The popular government programs that so many people have been made dependent on can probably be saved, at least in the short term, but not at their current levels. If we don't cut back intelligently on them while we still have the chance, targeting them to a narrower group of people whose survival is most dependent on them, they'll collapse entirely when we finally reach the point that we're out of money and nobody will lend to us**. It doesn't matter whether you believe government support is a human right when there's literally nothing to give. If we come to that point, you can blame the liberals who stomped their feet and refused to allow even modest cuts to the programs as much as you can blame the conservatives who pounded their fists and demanded they be completely dismantled.
[* - Calling it "astronomical" is grossly inadequate; we owe 3500 times more dollars than there are stars in our galaxy.]

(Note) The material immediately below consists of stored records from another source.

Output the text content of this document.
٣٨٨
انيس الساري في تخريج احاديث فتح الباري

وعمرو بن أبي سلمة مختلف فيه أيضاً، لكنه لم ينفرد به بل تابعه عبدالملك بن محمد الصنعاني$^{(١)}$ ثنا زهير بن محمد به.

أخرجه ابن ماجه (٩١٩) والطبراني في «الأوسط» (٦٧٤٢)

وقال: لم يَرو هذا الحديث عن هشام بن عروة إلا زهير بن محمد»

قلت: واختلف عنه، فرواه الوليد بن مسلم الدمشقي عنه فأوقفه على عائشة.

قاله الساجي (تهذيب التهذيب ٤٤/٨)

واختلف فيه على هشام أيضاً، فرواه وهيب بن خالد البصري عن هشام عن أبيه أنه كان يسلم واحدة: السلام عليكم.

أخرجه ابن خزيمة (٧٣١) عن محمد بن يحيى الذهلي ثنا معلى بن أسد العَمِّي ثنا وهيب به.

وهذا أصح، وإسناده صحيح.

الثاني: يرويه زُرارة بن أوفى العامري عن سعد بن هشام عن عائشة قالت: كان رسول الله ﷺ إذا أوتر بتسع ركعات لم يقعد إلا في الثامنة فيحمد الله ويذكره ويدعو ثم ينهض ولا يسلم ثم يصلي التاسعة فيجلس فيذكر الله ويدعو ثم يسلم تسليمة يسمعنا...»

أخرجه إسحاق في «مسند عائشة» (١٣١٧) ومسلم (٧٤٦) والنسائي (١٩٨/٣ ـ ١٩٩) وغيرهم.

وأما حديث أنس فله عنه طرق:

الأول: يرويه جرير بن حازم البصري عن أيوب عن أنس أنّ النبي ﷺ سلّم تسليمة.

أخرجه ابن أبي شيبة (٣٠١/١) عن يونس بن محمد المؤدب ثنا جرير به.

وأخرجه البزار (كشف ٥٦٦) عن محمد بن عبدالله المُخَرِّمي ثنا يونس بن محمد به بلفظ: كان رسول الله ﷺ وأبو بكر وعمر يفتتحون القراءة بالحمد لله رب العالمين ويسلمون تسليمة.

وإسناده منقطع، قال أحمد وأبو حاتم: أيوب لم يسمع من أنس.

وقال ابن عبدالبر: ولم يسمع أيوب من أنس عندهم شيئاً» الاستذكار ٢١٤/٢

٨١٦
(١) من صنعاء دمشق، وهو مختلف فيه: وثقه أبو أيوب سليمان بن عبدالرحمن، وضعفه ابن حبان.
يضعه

[** - And, heartless libertarian that I am, I don't want to see elderly people dependent on government handouts dying for lack of them. Many good, productive, prudent people made informed decisions to rely on promises from our government, while said government was simultaneously confiscating the wealth they could have been using to plan for their own late-life needs. I wish we'd never gone down the mandatory-charity-at-gunpoint road, but here we are; given the choice between an incremental libertarian victory in a gradual scaling-back to a more efficient, sustainable system, or a crash into small government through bankruptcy and a sea of dead seniors, I'll take the former.]